24 November 2014

Ireland, Dublin

Mercer’s analysis of a representative sample of 5,000 defined contribution (DC) pension plan members reveals that Ireland’s ‘squeezed middle’ is facing a significant drop in income in retirement. Based on current savings levels, it is projected that 35 to 45-year-old DC pension plan members can expect an average income in retirement of just 22% of final salary.   

According to John Mercer, DC Specialist, Mercer, “The squeezed middle is facing a perfect storm when it comes to retirement.  Existing private pension saving is inadequate, reliance on the state pension is not an option and they are facing higher levels of debt than previous generations when they come to retire.”  He added “Given that the average 40-year-old is expected to live up to 28 years in retirement, it is essential that there is a renewed focus on retirement saving to avoid increasing levels of poverty for people in retirement.”

During the recent financial turmoil, 35 to 45-year-olds struggled through the effects of falling disposable incomes, rising costs and high levels of personal debt. Pension saving was an inevitable casualty of this upheaval. As a result, 50% of all 35 to 45-year-olds have no private provision for retirement. In addition, only 14% of DC plan members are making additional voluntary contributions beyond the minimum required.

Mercer’s analysis also illustrates that Ireland’s national debt, aging population and increasing life expectancy mean that future generations cannot expect to receive the state pension in its current form when they come to retire. The figures speak for themselves. The ratio of workers to pensioners is set to fall from 5:1 today to 2:1 by 2060.  Therefore, there will be insufficient social insurance contributions, to support the numbers in retirement. This would contribute to an unsustainable shortfall of €324 billion in funding the state pension by 2066, almost double the national debt.

This is a serious cause for concern given that, unlike previous generations, the squeezed middle has financial commitments stretching up to and beyond retirement. These commitments include long-term mortgage debts and costs associated with having children later in life.

All of these factors combine to make it very clear that the squeezed middle needs to actively prepare for retirement. The more positive news according to Mercer is that, if this group acts now, there is still sufficient time to make a difference when they come to retire.
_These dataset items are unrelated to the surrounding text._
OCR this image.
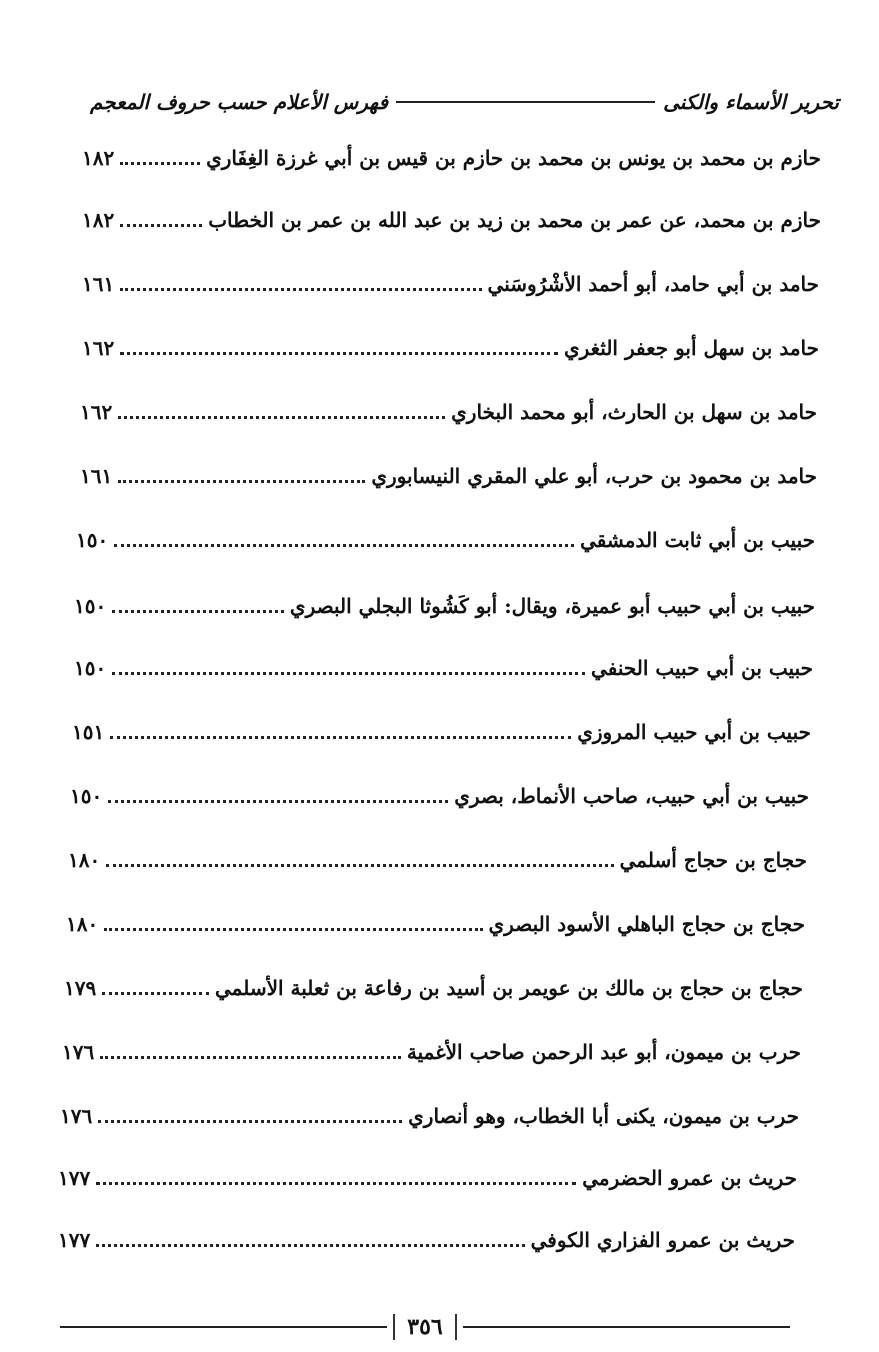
تحرير الأسماء والكنى
فهرس الأعلام حسب حروف المعجم
حازم بن محمد بن يونس بن محمد بن حازم بن قيس بن أبي غرزة الغِفَاري
١٨٢
حازم بن محمد، عن عمر بن محمد بن زيد بن عبد الله بن عمر بن الخطاب
١٨٢
حامد بن أبي حامد، أبو أحمد الأشْرُوسَني
١٦١
حامد بن سهل أبو جعفر الثغري
١٦٢
حامد بن سهل بن الحارث، أبو محمد البخاري
١٦٢
حامد بن محمود بن حرب، أبو علي المقري النيسابوري
١٦١
حبيب بن أبي ثابت الدمشقي
١٥٠
حبيب بن أبي حبيب أبو عميرة، ويقال: أبو كَشُوثا البجلي البصري
١٥٠
حبيب بن أبي حبيب الحنفي
١٥٠
حبيب بن أبي حبيب المروزي
١٥١
حبيب بن أبي حبيب، صاحب الأنماط، بصري
١٥٠
حجاج بن حجاج أسلمي
١٨٠
حجاج بن حجاج الباهلي الأسود البصري
١٨٠
حجاج بن حجاج بن مالك بن عويمر بن أسيد بن رفاعة بن ثعلبة الأسلمي
١٧٩
حرب بن ميمون، أبو عبد الرحمن صاحب الأغمية
١٧٦
حرب بن ميمون، يكنى أبا الخطاب، وهو أنصاري
١٧٦
حريث بن عمرو الحضرمي
١٧٧
حريث بن عمرو الفزاري الكوفي
١٧٧
٣٥٦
John Mercer commented “A recovering economy and the recent abolition of the pension levy mark the beginning of a more positive era for longer-term pension saving.” 

He explained “a 40-year-old earning €45,000 pa could increase their pension fund at retirement by an estimated €118,000 by saving an additional 5% of salary pa.” He added, “Tax incentives mean that for a higher rate tax payer, the real cost of each €100 invested in a pension plan is just €59. This makes pensions an extremely tax-efficient savings vehicle.”

For today’s 35 to 45-year-olds, retirement may still seem like a long time away, but according to John Mercer, “The challenge for us all is staying one step ahead in planning for our future.”